Também no ano passado, vencemos o prêmio ThinkWork Flash Innovations, na categoria Remuneração e Benefícios, e levamos ainda o troféu de Destaque do Ano. Na cerimônia de premiação, houve um momento em que os participantes - a maioria líderes de RH, sustentabilidade e marketing de pequenas e grandes marcas nacionais - foram convidados a votar em suas iniciativas favoritas para levar o troféu de Destaque do Ano. Foi então que vi, pela segunda vez, uma comoção tomando conta das mulheres na plateia. Concorrentes de categoria viraram nossas aliadas e fãs da licença menstrual: votaram em nós, brincaram que queriam saber para qual email poderiam enviar currículos e, por fim, aplaudiram com muita energia quando subimos ao palco para receber o grande prêmio da noite.
Como 89% do nosso quadro de funcionários é formado por mulheres, havia o questionamento inicial de que o direito a dois dias de folga por mês poderia afetar a produtividade ou o atendimento aos clientes. Mas, após um ano colhendo dados quantitativos e qualitativos, com a ajuda da nossa equipe de Gente&Cultura, concluímos que a licença menstrual tem saldo altamente positivo.
Até janeiro deste ano, foram tiradas 29 licenças (atualmente são 55 funcionários, e 49 mulheres), sendo que 65% foram de apenas meio período. Ou seja, depois de se alinharem com seus gestores, as funcionárias ficaram apenas o período da manhã ou da tarde longe das tarefas. Não registramos problemas de prazos, de cumprimento de tarefas, atendimentos a clientes e fornecedores ou atingimento de metas relacionados às folgas. Pelo contrário, nossas funcionárias têm relatado tranquilidade para fazer os pedidos de licença e para distribuir as tarefas entre os colegas e mais satisfação de modo geral. Nossa pontuação no ranking Great Place to Work até subiu!
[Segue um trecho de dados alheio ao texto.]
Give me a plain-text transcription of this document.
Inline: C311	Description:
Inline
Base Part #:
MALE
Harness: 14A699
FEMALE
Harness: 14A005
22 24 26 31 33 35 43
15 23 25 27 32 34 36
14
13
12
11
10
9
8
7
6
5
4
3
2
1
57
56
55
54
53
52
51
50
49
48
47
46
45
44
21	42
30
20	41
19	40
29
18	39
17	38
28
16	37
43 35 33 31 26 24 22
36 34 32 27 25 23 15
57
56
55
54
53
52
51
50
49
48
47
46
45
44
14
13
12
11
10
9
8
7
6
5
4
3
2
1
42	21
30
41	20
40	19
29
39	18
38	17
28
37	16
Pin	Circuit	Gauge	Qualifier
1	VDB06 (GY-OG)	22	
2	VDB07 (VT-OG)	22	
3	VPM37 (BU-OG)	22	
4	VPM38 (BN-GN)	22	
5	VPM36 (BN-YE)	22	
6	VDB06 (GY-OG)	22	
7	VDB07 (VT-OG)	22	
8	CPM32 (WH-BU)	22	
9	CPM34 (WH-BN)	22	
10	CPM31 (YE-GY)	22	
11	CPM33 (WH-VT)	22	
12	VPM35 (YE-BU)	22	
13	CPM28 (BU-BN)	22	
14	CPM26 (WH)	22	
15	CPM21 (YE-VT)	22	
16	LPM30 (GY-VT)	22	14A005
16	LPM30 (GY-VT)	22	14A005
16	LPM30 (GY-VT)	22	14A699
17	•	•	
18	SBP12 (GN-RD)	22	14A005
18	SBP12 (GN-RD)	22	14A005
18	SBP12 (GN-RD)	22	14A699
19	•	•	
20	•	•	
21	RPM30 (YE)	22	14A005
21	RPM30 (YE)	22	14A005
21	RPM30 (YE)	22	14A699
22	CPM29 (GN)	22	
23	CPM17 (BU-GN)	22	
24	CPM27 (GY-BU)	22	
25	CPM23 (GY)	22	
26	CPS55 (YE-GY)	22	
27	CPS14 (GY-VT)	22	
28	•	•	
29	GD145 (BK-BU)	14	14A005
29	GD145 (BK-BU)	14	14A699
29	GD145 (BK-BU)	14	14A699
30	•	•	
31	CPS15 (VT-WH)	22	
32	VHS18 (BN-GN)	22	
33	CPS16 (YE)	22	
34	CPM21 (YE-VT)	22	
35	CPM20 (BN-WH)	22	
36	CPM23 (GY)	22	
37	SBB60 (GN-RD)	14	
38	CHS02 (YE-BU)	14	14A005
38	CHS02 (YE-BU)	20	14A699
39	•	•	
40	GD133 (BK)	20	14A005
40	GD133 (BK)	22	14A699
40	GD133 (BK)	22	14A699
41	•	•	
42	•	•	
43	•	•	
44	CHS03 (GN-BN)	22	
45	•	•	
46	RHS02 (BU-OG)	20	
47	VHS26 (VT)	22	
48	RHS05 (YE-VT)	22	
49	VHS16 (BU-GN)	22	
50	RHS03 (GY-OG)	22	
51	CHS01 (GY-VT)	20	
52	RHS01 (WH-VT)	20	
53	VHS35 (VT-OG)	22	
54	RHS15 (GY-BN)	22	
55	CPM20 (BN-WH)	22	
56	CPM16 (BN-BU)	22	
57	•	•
Como bem definiu Roberta Faria, cofundadora e CEO da MOL, a licença menstrual é uma iniciativa de baixo custo e alto impacto.
O que menstruar em paz tem a ver com a reputação de uma marca então? Muita coisa. Para começar, uma marca é feita de pessoas que trabalham muitas horas por dia. No caso da MOL, somos quase todas mulheres. A garantia de ter, sem burocracia ou constrangimento, algumas horas de descanso quando sentimos cólicas fortes ou aquela enxaqueca incapacitante não é só uma questão de dignidade trabalhista, mas também uma atitude que traz orgulho de saber que a empresa em que trabalhamos é pioneira e corajosa. Fica bem mais fácil espelhar esses atributos de marca quando a gente os sente na pele. É um impacto positivo concreto, cotidiano, tem regras claras e é coerente com o fato de termos equipes e lideranças femininas. É mais do que uma narrativa redondinha ou uma jogada de comunicação: é simplesmente genuíno.
Uma equipe que trabalha com mais bem-estar e com tamanha sensação de orgulho da marca que representa é também um grupo poderoso de porta-vozes e influenciadores da transformação que queremos provocar no mundo. No lançamento da iniciativa (em março de 2023) e um ano depois (em março deste ano) fizemos duas ondas de divulgação. Ambas compostas por um planejamento de conteúdo em vídeo para as redes sociais da MOL (Instagram e LinkedIn) e um bom press release, contendo falas da CEO sobre as motivações para implantar a licença e, no segundo sprint, dados numéricos e qualitativos das funcionárias que haviam usufruído do benefício neste primeiro ano. Abordamos veículos de imprensa selecionados para quem demos entrevistas em profundidade em áudio, texto e vídeo.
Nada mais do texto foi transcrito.